Archive for July 2014
Recently I had to solve the same, rather complex, problem for three different customers within the space of two weeks, a variation of the ‘events-in-progress’ problem I’ve blogged about a lot in the past. It’s this one: how can you calculate the value of your overdue invoices on any given date? It’s important to stress that we are not talking about the invoices that are overdue today – we want to be able to pick any date in the past and find out the value of invoices that were overdue at that point in time.
Let’s imagine you have a fact table containing payments against invoices: each row has an invoice number, the date of the payment, the payment amount, and the date that the invoice is due. A positive value in the Amount column indicates that this is the opening amount of the invoice; negative values in the Amount column are payments against the invoice. Multiple payments can be made against an invoice before it is fully closed. Here’s some example data:
Looking at the rows highlighted for invoice 5, you can see in the upper box that there is a positive amount of £35 shown on January 1st 2014 – this is the date that the invoice was opened, and £35 is the full value of the invoice. The invoice is due on January 10th 2014. In the lower box you can see there were four separate payments of £5, £5, £10 and £15 before the invoice was fully paid off on January 12th 2014.

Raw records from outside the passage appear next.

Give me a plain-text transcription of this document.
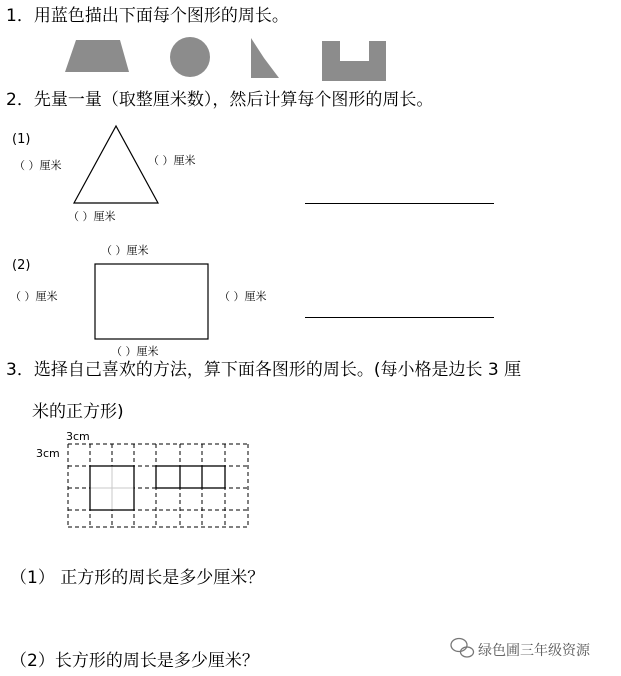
1．用蓝色描出下面每个图形的周长。
2．先量一量（取整厘米数），然后计算每个图形的周长。
(1)
（ ）厘米	（ ）厘米
（ ）厘米
(2)
（ ）厘米
（ ）厘米	（ ）厘米
（ ）厘米
3．选择自己喜欢的方法，算下面各图形的周长。(每小格是边长 3 厘
米的正方形)
3cm
3cm
（1） 正方形的周长是多少厘米？
（2）长方形的周长是多少厘米？	绿色圃三年级资源
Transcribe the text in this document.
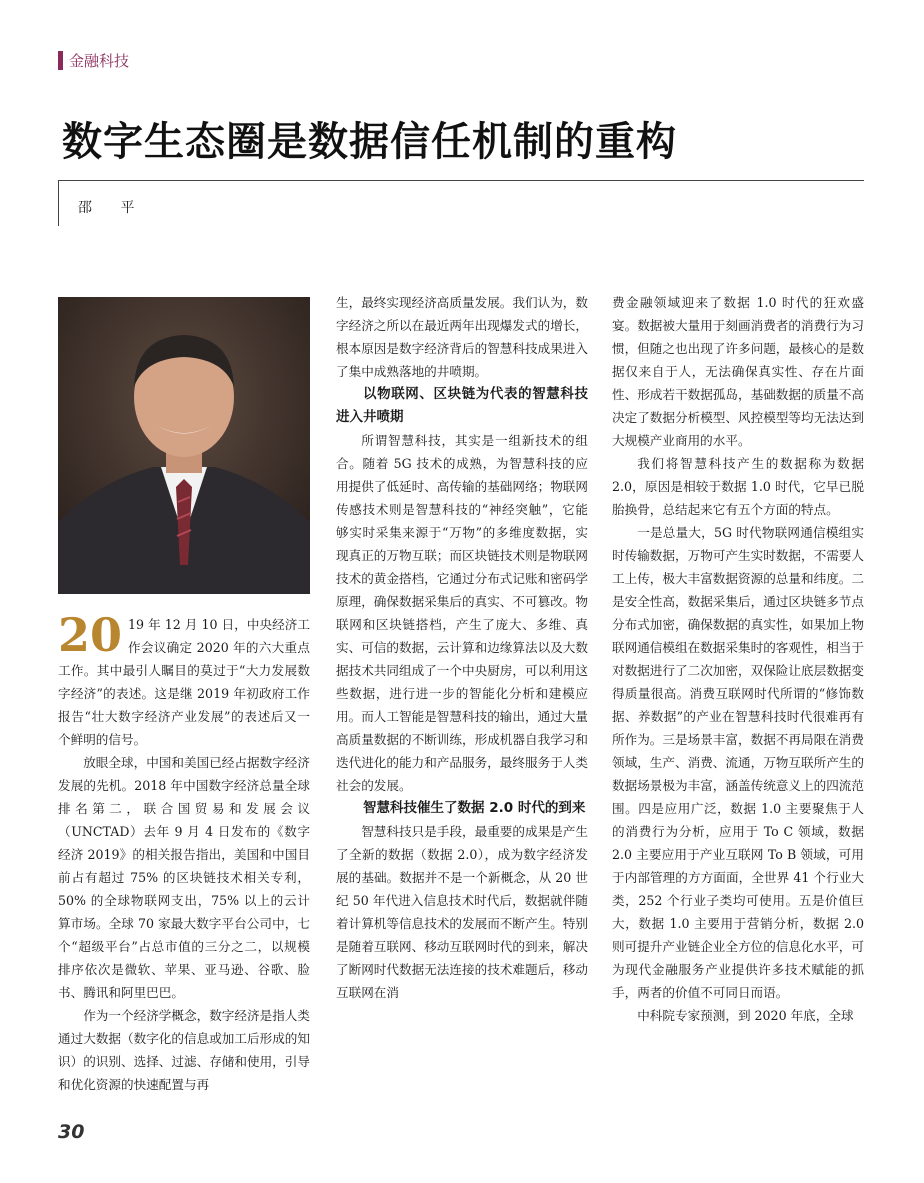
金融科技
数字生态圈是数据信任机制的重构
邵 平

20 19 年 12 月 10 日，中央经济工作会议确定 2020 年的六大重点工作。其中最引人瞩目的莫过于“大力发展数字经济”的表述。这是继 2019 年初政府工作报告“壮大数字经济产业发展”的表述后又一个鲜明的信号。

放眼全球，中国和美国已经占据数字经济发展的先机。2018 年中国数字经济总量全球排名第二，联合国贸易和发展会议（UNCTAD）去年 9 月 4 日发布的《数字经济 2019》的相关报告指出，美国和中国目前占有超过 75% 的区块链技术相关专利，50% 的全球物联网支出，75% 以上的云计算市场。全球 70 家最大数字平台公司中，七个“超级平台”占总市值的三分之二，以规模排序依次是微软、苹果、亚马逊、谷歌、脸书、腾讯和阿里巴巴。

作为一个经济学概念，数字经济是指人类通过大数据（数字化的信息或加工后形成的知识）的识别、选择、过滤、存储和使用，引导和优化资源的快速配置与再

生，最终实现经济高质量发展。我们认为，数字经济之所以在最近两年出现爆发式的增长，根本原因是数字经济背后的智慧科技成果进入了集中成熟落地的井喷期。

以物联网、区块链为代表的智慧科技进入井喷期

所谓智慧科技，其实是一组新技术的组合。随着 5G 技术的成熟，为智慧科技的应用提供了低延时、高传输的基础网络；物联网传感技术则是智慧科技的“神经突触”，它能够实时采集来源于“万物”的多维度数据，实现真正的万物互联；而区块链技术则是物联网技术的黄金搭档，它通过分布式记账和密码学原理，确保数据采集后的真实、不可篡改。物联网和区块链搭档，产生了庞大、多维、真实、可信的数据，云计算和边缘算法以及大数据技术共同组成了一个中央厨房，可以利用这些数据，进行进一步的智能化分析和建模应用。而人工智能是智慧科技的输出，通过大量高质量数据的不断训练，形成机器自我学习和迭代进化的能力和产品服务，最终服务于人类社会的发展。

智慧科技催生了数据 2.0 时代的到来

智慧科技只是手段，最重要的成果是产生了全新的数据（数据 2.0），成为数字经济发展的基础。数据并不是一个新概念，从 20 世纪 50 年代进入信息技术时代后，数据就伴随着计算机等信息技术的发展而不断产生。特别是随着互联网、移动互联网时代的到来，解决了断网时代数据无法连接的技术难题后，移动互联网在消

费金融领域迎来了数据 1.0 时代的狂欢盛宴。数据被大量用于刻画消费者的消费行为习惯，但随之也出现了许多问题，最核心的是数据仅来自于人，无法确保真实性、存在片面性、形成若干数据孤岛，基础数据的质量不高决定了数据分析模型、风控模型等均无法达到大规模产业商用的水平。

我们将智慧科技产生的数据称为数据 2.0，原因是相较于数据 1.0 时代，它早已脱胎换骨，总结起来它有五个方面的特点。

一是总量大，5G 时代物联网通信模组实时传输数据，万物可产生实时数据，不需要人工上传，极大丰富数据资源的总量和纬度。二是安全性高，数据采集后，通过区块链多节点分布式加密，确保数据的真实性，如果加上物联网通信模组在数据采集时的客观性，相当于对数据进行了二次加密，双保险让底层数据变得质量很高。消费互联网时代所谓的“修饰数据、养数据”的产业在智慧科技时代很难再有所作为。三是场景丰富，数据不再局限在消费领域，生产、消费、流通，万物互联所产生的数据场景极为丰富，涵盖传统意义上的四流范围。四是应用广泛，数据 1.0 主要聚焦于人的消费行为分析，应用于 To C 领域，数据 2.0 主要应用于产业互联网 To B 领域，可用于内部管理的方方面面，全世界 41 个行业大类，252 个行业子类均可使用。五是价值巨大，数据 1.0 主要用于营销分析，数据 2.0 则可提升产业链企业全方位的信息化水平，可为现代金融服务产业提供许多技术赋能的抓手，两者的价值不可同日而语。

中科院专家预测，到 2020 年底，全球

30
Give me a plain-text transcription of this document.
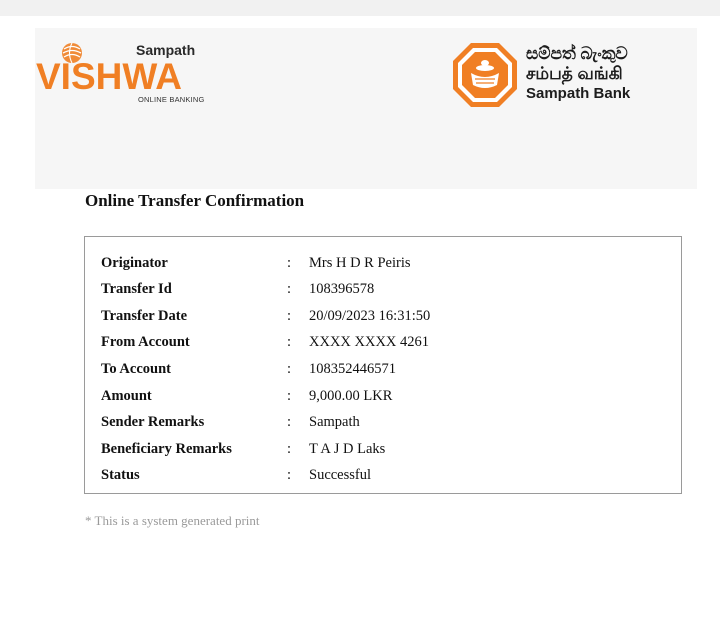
Sampath
VISHWA
ONLINE BANKING
සම්පත් බැංකුව
சம்பத் வங்கி
Sampath Bank
Online Transfer Confirmation
Originator	: Mrs H D R Peiris
Transfer Id	: 108396578
Transfer Date	: 20/09/2023 16:31:50
From Account	: XXXX XXXX 4261
To Account	: 108352446571
Amount	: 9,000.00 LKR
Sender Remarks	: Sampath
Beneficiary Remarks	: T A J D Laks
Status	: Successful
* This is a system generated print
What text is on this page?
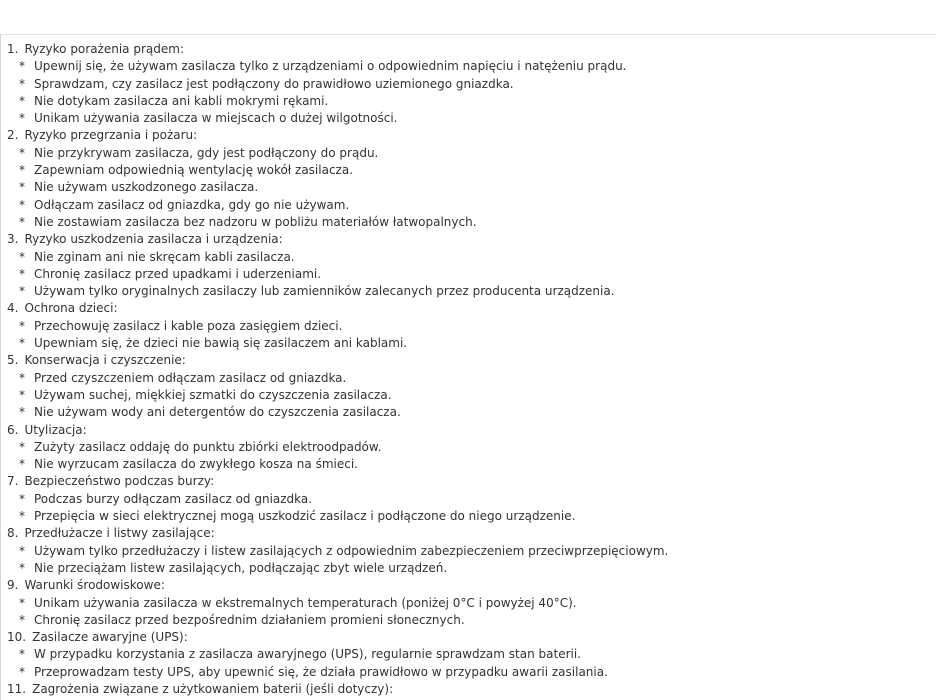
1. Ryzyko porażenia prądem:
* Upewnij się, że używam zasilacza tylko z urządzeniami o odpowiednim napięciu i natężeniu prądu.
* Sprawdzam, czy zasilacz jest podłączony do prawidłowo uziemionego gniazdka.
* Nie dotykam zasilacza ani kabli mokrymi rękami.
* Unikam używania zasilacza w miejscach o dużej wilgotności.
2. Ryzyko przegrzania i pożaru:
* Nie przykrywam zasilacza, gdy jest podłączony do prądu.
* Zapewniam odpowiednią wentylację wokół zasilacza.
* Nie używam uszkodzonego zasilacza.
* Odłączam zasilacz od gniazdka, gdy go nie używam.
* Nie zostawiam zasilacza bez nadzoru w pobliżu materiałów łatwopalnych.
3. Ryzyko uszkodzenia zasilacza i urządzenia:
* Nie zginam ani nie skręcam kabli zasilacza.
* Chronię zasilacz przed upadkami i uderzeniami.
* Używam tylko oryginalnych zasilaczy lub zamienników zalecanych przez producenta urządzenia.
4. Ochrona dzieci:
* Przechowuję zasilacz i kable poza zasięgiem dzieci.
* Upewniam się, że dzieci nie bawią się zasilaczem ani kablami.
5. Konserwacja i czyszczenie:
* Przed czyszczeniem odłączam zasilacz od gniazdka.
* Używam suchej, miękkiej szmatki do czyszczenia zasilacza.
* Nie używam wody ani detergentów do czyszczenia zasilacza.
6. Utylizacja:
* Zużyty zasilacz oddaję do punktu zbiórki elektroodpadów.
* Nie wyrzucam zasilacza do zwykłego kosza na śmieci.
7. Bezpieczeństwo podczas burzy:
* Podczas burzy odłączam zasilacz od gniazdka.
* Przepięcia w sieci elektrycznej mogą uszkodzić zasilacz i podłączone do niego urządzenie.
8. Przedłużacze i listwy zasilające:
* Używam tylko przedłużaczy i listew zasilających z odpowiednim zabezpieczeniem przeciwprzepięciowym.
* Nie przeciążam listew zasilających, podłączając zbyt wiele urządzeń.
9. Warunki środowiskowe:
* Unikam używania zasilacza w ekstremalnych temperaturach (poniżej 0°C i powyżej 40°C).
* Chronię zasilacz przed bezpośrednim działaniem promieni słonecznych.
10. Zasilacze awaryjne (UPS):
* W przypadku korzystania z zasilacza awaryjnego (UPS), regularnie sprawdzam stan baterii.
* Przeprowadzam testy UPS, aby upewnić się, że działa prawidłowo w przypadku awarii zasilania.
11. Zagrożenia związane z użytkowaniem baterii (jeśli dotyczy):
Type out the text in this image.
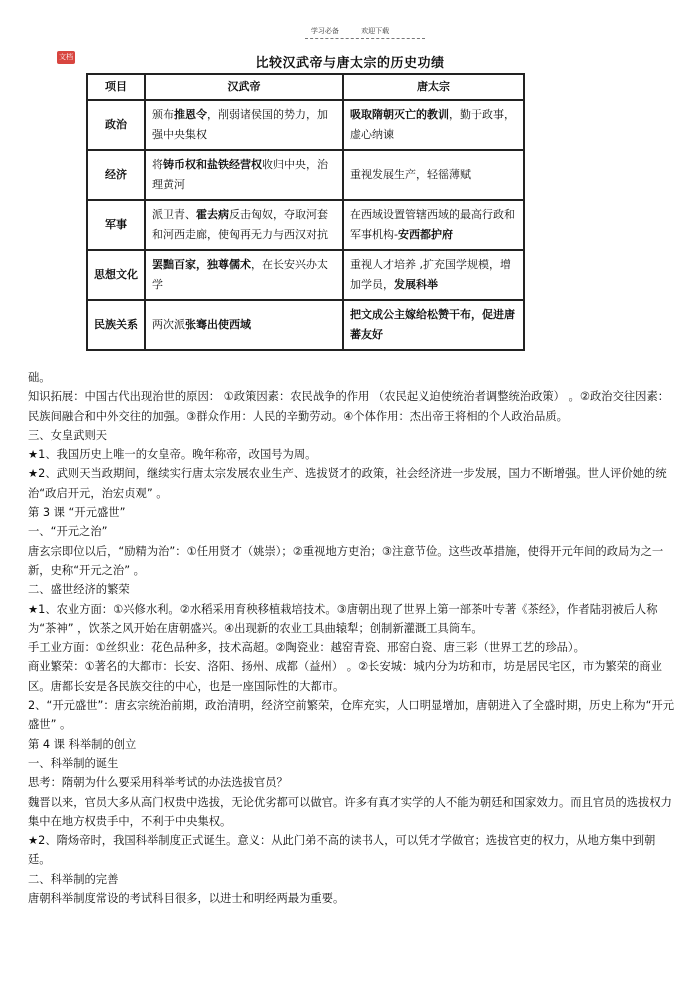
学习必备	欢迎下载
文档	比较汉武帝与唐太宗的历史功绩
项目	汉武帝	唐太宗
政治	颁布推恩令，削弱诸侯国的势力，加强中央集权	吸取隋朝灭亡的教训，勤于政事，虚心纳谏
经济	将铸币权和盐铁经营权收归中央，治理黄河	重视发展生产，轻徭薄赋
军事	派卫青、霍去病反击匈奴，夺取河套和河西走廊，使匈再无力与西汉对抗	在西域设置管辖西域的最高行政和军事机构-安西都护府
思想文化	罢黜百家，独尊儒术，在长安兴办太学	重视人才培养 ,扩充国学规模，增加学员，发展科举
民族关系	两次派张骞出使西域	把文成公主嫁给松赞干布，促进唐蕃友好

础。

知识拓展：中国古代出现治世的原因： ①政策因素：农民战争的作用 （农民起义迫使统治者调整统治政策） 。②政治交往因素：民族间融合和中外交往的加强。③群众作用：人民的辛勤劳动。④个体作用：杰出帝王将相的个人政治品质。

三、女皇武则天

★1、我国历史上唯一的女皇帝。晚年称帝，改国号为周。

★2、武则天当政期间，继续实行唐太宗发展农业生产、选拔贤才的政策，社会经济进一步发展，国力不断增强。世人评价她的统治“政启开元，治宏贞观” 。

第 3 课 “开元盛世”

一、“开元之治”

唐玄宗即位以后，“励精为治”：①任用贤才（姚崇）；②重视地方吏治；③注意节俭。这些改革措施，使得开元年间的政局为之一新，史称“开元之治” 。

二、盛世经济的繁荣

★1、农业方面：①兴修水利。②水稻采用育秧移植栽培技术。③唐朝出现了世界上第一部茶叶专著《茶经》，作者陆羽被后人称为“茶神” ，饮茶之风开始在唐朝盛兴。④出现新的农业工具曲辕犁；创制新灌溉工具筒车。

手工业方面：①丝织业：花色品种多，技术高超。②陶瓷业：越窑青瓷、邢窑白瓷、唐三彩（世界工艺的珍品）。

商业繁荣：①著名的大都市：长安、洛阳、扬州、成都（益州） 。②长安城：城内分为坊和市，坊是居民宅区，市为繁荣的商业区。唐都长安是各民族交往的中心，也是一座国际性的大都市。

2、“开元盛世”：唐玄宗统治前期，政治清明，经济空前繁荣，仓库充实，人口明显增加，唐朝进入了全盛时期，历史上称为“开元盛世” 。

第 4 课 科举制的创立

一、科举制的诞生

思考：隋朝为什么要采用科举考试的办法选拔官员？

魏晋以来，官员大多从高门权贵中选拔，无论优劣都可以做官。许多有真才实学的人不能为朝廷和国家效力。而且官员的选拔权力集中在地方权贵手中，不利于中央集权。

★2、隋炀帝时，我国科举制度正式诞生。意义：从此门弟不高的读书人，可以凭才学做官；选拔官吏的权力，从地方集中到朝廷。

二、科举制的完善

唐朝科举制度常设的考试科目很多，以进士和明经两最为重要。
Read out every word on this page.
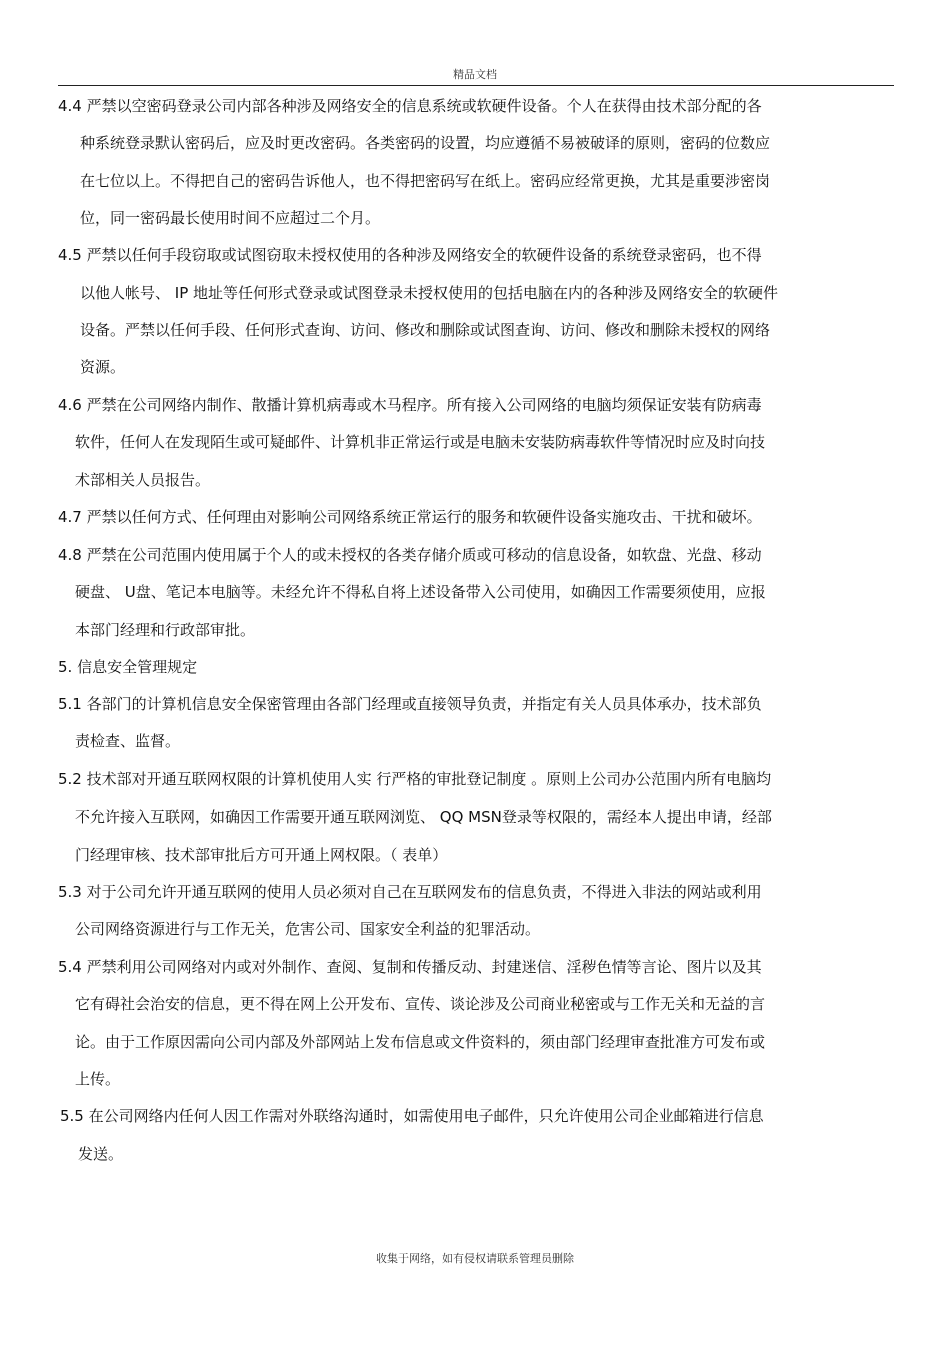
精品文档
4.4 严禁以空密码登录公司内部各种涉及网络安全的信息系统或软硬件设备。个人在获得由技术部分配的各
种系统登录默认密码后，应及时更改密码。各类密码的设置，均应遵循不易被破译的原则，密码的位数应
在七位以上。不得把自己的密码告诉他人，也不得把密码写在纸上。密码应经常更换，尤其是重要涉密岗
位，同一密码最长使用时间不应超过二个月。
4.5 严禁以任何手段窃取或试图窃取未授权使用的各种涉及网络安全的软硬件设备的系统登录密码，也不得
以他人帐号、 IP 地址等任何形式登录或试图登录未授权使用的包括电脑在内的各种涉及网络安全的软硬件
设备。严禁以任何手段、任何形式查询、访问、修改和删除或试图查询、访问、修改和删除未授权的网络
资源。
4.6 严禁在公司网络内制作、散播计算机病毒或木马程序。所有接入公司网络的电脑均须保证安装有防病毒
软件，任何人在发现陌生或可疑邮件、计算机非正常运行或是电脑未安装防病毒软件等情况时应及时向技
术部相关人员报告。
4.7 严禁以任何方式、任何理由对影响公司网络系统正常运行的服务和软硬件设备实施攻击、干扰和破坏。
4.8 严禁在公司范围内使用属于个人的或未授权的各类存储介质或可移动的信息设备，如软盘、光盘、移动
硬盘、 U盘、笔记本电脑等。未经允许不得私自将上述设备带入公司使用，如确因工作需要须使用，应报
本部门经理和行政部审批。
5. 信息安全管理规定
5.1 各部门的计算机信息安全保密管理由各部门经理或直接领导负责，并指定有关人员具体承办，技术部负
责检查、监督。
5.2 技术部对开通互联网权限的计算机使用人实 行严格的审批登记制度 。原则上公司办公范围内所有电脑均
不允许接入互联网，如确因工作需要开通互联网浏览、 QQ MSN登录等权限的，需经本人提出申请，经部
门经理审核、技术部审批后方可开通上网权限。（ 表单）
5.3 对于公司允许开通互联网的使用人员必须对自己在互联网发布的信息负责，不得进入非法的网站或利用
公司网络资源进行与工作无关，危害公司、国家安全利益的犯罪活动。
5.4 严禁利用公司网络对内或对外制作、查阅、复制和传播反动、封建迷信、淫秽色情等言论、图片以及其
它有碍社会治安的信息，更不得在网上公开发布、宣传、谈论涉及公司商业秘密或与工作无关和无益的言
论。由于工作原因需向公司内部及外部网站上发布信息或文件资料的，须由部门经理审查批准方可发布或
上传。
5.5 在公司网络内任何人因工作需对外联络沟通时，如需使用电子邮件，只允许使用公司企业邮箱进行信息
发送。
收集于网络，如有侵权请联系管理员删除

Now, if you were to do a total-to-date in MDX (similar to what I describe here) it would be pretty easy to calculate the outstanding amount on all invoices on any given date. However the requirement here is not only to do that, but to break the value down so that you can see what the total value for overdue invoices and non-overdue (which I’m going to call backlog in this post) invoices is on any given date. This is tricky to do because we have to take the Due Date of each invoice into account as well as the Payment Date. The desired output for invoice 5 is this:
As you can see in this PivotTable, for invoice 5 £25 was still outstanding on January 9th 2014, but this is shown as backlog because this is before the due date of January 10th. On January 11th, one day after the due date, the remaining outstanding amount of £15 is shown as overdue. Of course, we also want to be able to calculate the correct values for all invoices:
One way of solving this problem would be to calculate the overdue and backlog values for each date that each invoice is open in your ETL, and store these values in a snapshot fact table. This works, and will give you the best possible query performance, but it has two major drawbacks: first, it makes your ETL much slower, and second it makes your fact table much larger. This post describes how you can calculate the overdue and non-overdue values on any given date using many-to-many relationships instead, without having to blow out the fact table.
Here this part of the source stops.